MAU NGADU KE PAPA APA AJA YANG GUE LAKUIN SELAMA INI? LO PIKIR MEMPAN? SORI,
BRO... BASI!” Selain mulutnya yang seperti harimau, ternyata tangannya juga
seperti harimau. Tak lama sebuah vas bunga berisi mawar putih pecah akibat
bantingan keras yang dilakukan Eksak.
Papa dan Mama mereka selalu sibuk dengan urusan
bisnis masing-masing. Maklum pengusaha kaya raya. Urusannya ke luar negeri
terus. Seperti kali ini. Di rumah hanya mereka berdua. Seperti Tom and Jerry.
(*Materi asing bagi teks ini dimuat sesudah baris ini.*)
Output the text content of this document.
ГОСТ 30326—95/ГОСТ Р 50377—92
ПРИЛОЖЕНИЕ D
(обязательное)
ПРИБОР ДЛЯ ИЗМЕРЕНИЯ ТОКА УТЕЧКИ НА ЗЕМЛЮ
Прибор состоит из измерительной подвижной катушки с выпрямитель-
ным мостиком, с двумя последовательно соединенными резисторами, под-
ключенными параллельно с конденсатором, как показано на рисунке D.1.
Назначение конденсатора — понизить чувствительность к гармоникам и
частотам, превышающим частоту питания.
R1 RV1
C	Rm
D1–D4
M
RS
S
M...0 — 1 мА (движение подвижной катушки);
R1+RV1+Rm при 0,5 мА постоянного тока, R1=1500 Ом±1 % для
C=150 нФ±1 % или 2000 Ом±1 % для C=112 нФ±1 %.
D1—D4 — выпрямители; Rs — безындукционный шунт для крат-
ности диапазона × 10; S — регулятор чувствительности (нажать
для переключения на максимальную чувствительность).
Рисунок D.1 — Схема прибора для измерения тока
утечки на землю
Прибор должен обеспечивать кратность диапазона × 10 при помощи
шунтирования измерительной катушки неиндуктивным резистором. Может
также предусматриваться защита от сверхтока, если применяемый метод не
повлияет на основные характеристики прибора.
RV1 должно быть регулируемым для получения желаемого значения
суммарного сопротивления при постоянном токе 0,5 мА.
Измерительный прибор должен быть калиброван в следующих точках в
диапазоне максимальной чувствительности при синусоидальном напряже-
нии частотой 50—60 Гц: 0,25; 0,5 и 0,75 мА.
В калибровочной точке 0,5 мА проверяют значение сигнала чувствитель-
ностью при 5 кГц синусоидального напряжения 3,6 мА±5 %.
Ribut terus dan tidak jarang juga adu jotos. Kadang Uzay pergi ke sekolah
dengan muka tidak jauh dengan kecoak keinjek.
“Gue nggak peduli. Pokoknya lo ha...” bantingan
keras pintu depan membuat Uzay langsung terdiam.
Aku mendongak demi melihat kondisi Uzay. Apakah Uzay
baik-baik saja? Aku melihatnya menghela napas panjang, menatapku datar.
“Maaf, Wury,” katanya, “kamu harus ngelihat ini
semua. Setiap kali kamu ke sini yang ada cuma pemandangan yang bener-bener
bikin nyesek.”
“Jangan konyol, ini aku. Pertengkaran keluarga itu
udah biasa kali, Zay. Aku sama Mas Irwan kalo di rumah juga kayak gitu kok!”
ujarku. Tapi tebak saja aku berbohong. Dan... ya, aku memang berbohong demi Uzay.
Mas Irwan berbeda 180 derajat kalau dibanding dengan Eksak. Eksak kasar sekali,
seperti singa kelaparan kalau sedang marah. Dan jeleknya, Eksak marah hampir
setiap hari. Ketika Uzay curhat tentang kelakuan Eksak yang sangat tidak
normal, sangat kasar dan sangat tidak berperikemanusiaan, aku hanya bilang “Bawa
saja ke psikolog, atau ke psikiater sekalian?”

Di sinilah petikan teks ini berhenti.